Last week, the U.S. Meat Export Federation (USMEF) held its Strategic Planning Conference in New Orleans, where a range of topics impacting global demand for U.S. pork, beef and lamb were covered.
USMEF Chair Dean Meyer, a livestock and grain producer from Rock Rapids, Iowa, welcomed attendees with a reminder of how the organization brings together diverse sectors of agriculture to work toward common objectives. He highlighted the urgent need for progress crafting a new Farm Bill and reauthorizing agricultural appropriations, citing examples of programs critical to the U.S. meat and livestock industries. Protecting the U.S. livestock herd from foreign animal diseases is one such need, and Meyer drove this point home by noting that next month will mark the 20th anniversary of the first BSE case in the U.S.
USMEF President and CEO Dan Halstrom provided an update on the current state of red meat exports and his outlook for 2024. Halstrom highlighted Mexico as a market in which both U.S. pork and beef are performing exceptionally well, with pork exports to Mexico well on the way to another annual record.
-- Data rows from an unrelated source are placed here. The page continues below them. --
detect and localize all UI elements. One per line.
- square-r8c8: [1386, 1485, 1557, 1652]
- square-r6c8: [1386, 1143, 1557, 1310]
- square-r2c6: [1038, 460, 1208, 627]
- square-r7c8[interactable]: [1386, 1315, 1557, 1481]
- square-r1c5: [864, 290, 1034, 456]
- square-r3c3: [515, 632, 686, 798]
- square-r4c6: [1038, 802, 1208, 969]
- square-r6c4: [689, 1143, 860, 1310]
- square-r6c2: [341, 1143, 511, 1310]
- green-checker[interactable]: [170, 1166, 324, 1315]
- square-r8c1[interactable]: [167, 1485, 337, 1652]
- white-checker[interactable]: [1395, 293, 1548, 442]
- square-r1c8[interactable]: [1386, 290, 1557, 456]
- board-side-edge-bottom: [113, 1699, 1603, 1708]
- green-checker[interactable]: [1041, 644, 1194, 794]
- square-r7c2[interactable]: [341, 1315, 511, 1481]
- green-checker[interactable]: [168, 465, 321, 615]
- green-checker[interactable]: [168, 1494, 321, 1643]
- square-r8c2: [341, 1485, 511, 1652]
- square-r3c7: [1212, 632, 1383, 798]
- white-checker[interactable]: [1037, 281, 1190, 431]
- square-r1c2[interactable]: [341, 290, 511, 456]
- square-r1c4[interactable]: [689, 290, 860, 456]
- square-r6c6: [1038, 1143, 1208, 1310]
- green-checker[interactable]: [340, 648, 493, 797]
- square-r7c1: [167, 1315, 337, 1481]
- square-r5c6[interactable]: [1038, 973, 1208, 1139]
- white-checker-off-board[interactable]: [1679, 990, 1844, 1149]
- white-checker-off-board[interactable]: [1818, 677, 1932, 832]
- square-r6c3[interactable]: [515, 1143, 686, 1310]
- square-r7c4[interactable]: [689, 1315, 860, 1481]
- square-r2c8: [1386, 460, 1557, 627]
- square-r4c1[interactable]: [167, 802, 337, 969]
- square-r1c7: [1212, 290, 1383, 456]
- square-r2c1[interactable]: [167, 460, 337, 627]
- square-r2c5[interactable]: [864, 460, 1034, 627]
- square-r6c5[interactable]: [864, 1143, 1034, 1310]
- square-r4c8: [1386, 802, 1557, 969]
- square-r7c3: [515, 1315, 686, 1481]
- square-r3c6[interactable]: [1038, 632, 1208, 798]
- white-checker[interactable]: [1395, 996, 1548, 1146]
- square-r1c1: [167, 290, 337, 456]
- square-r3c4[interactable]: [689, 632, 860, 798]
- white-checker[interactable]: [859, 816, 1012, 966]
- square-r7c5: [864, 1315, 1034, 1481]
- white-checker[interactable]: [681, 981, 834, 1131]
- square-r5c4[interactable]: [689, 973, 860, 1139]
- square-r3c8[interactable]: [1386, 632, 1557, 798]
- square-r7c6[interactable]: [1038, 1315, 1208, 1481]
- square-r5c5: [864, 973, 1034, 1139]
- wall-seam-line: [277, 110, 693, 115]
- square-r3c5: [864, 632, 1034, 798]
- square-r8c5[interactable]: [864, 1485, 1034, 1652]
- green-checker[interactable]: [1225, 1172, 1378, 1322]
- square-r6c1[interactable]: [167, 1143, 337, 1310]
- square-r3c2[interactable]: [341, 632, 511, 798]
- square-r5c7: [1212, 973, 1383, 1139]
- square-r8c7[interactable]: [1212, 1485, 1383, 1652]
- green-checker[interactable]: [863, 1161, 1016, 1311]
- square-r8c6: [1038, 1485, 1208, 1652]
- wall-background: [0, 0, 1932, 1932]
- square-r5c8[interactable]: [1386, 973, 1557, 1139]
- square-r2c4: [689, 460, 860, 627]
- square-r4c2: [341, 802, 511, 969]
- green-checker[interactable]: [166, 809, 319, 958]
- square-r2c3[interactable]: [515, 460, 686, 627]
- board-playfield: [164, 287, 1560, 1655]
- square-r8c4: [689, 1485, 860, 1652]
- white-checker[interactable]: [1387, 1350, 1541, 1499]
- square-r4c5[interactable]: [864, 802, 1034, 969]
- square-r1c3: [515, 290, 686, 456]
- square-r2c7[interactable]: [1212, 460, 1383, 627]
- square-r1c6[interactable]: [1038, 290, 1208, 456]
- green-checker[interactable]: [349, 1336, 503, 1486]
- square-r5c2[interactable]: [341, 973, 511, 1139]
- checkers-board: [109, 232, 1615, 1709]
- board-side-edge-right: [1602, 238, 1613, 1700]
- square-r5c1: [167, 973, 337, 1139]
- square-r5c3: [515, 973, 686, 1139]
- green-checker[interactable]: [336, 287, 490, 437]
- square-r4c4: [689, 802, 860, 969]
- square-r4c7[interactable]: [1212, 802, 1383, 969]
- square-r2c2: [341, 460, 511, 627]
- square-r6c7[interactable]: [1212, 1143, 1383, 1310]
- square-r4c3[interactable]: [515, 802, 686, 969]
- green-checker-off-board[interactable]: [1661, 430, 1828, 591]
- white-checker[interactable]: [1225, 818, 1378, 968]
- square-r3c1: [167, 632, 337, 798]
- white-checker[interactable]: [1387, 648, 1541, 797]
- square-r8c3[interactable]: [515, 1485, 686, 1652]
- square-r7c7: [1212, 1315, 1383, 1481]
He noted that U.S. pork exports are achieving broad-based growth in 2023, with demand accelerating in Central America and the Caribbean and the U.S. recapturing market share from European pork in several Asia Pacific destinations. The environment is less favorable for U.S. beef, with 2023 exports running well below last year’s record-large volumes in major Asian markets. But Halstrom emphasized that even in the face of significant headwinds, the U.S. beef industry has opportunities to capture new customers, especially by highlighting the value and versatility offered by underutilized beef cuts.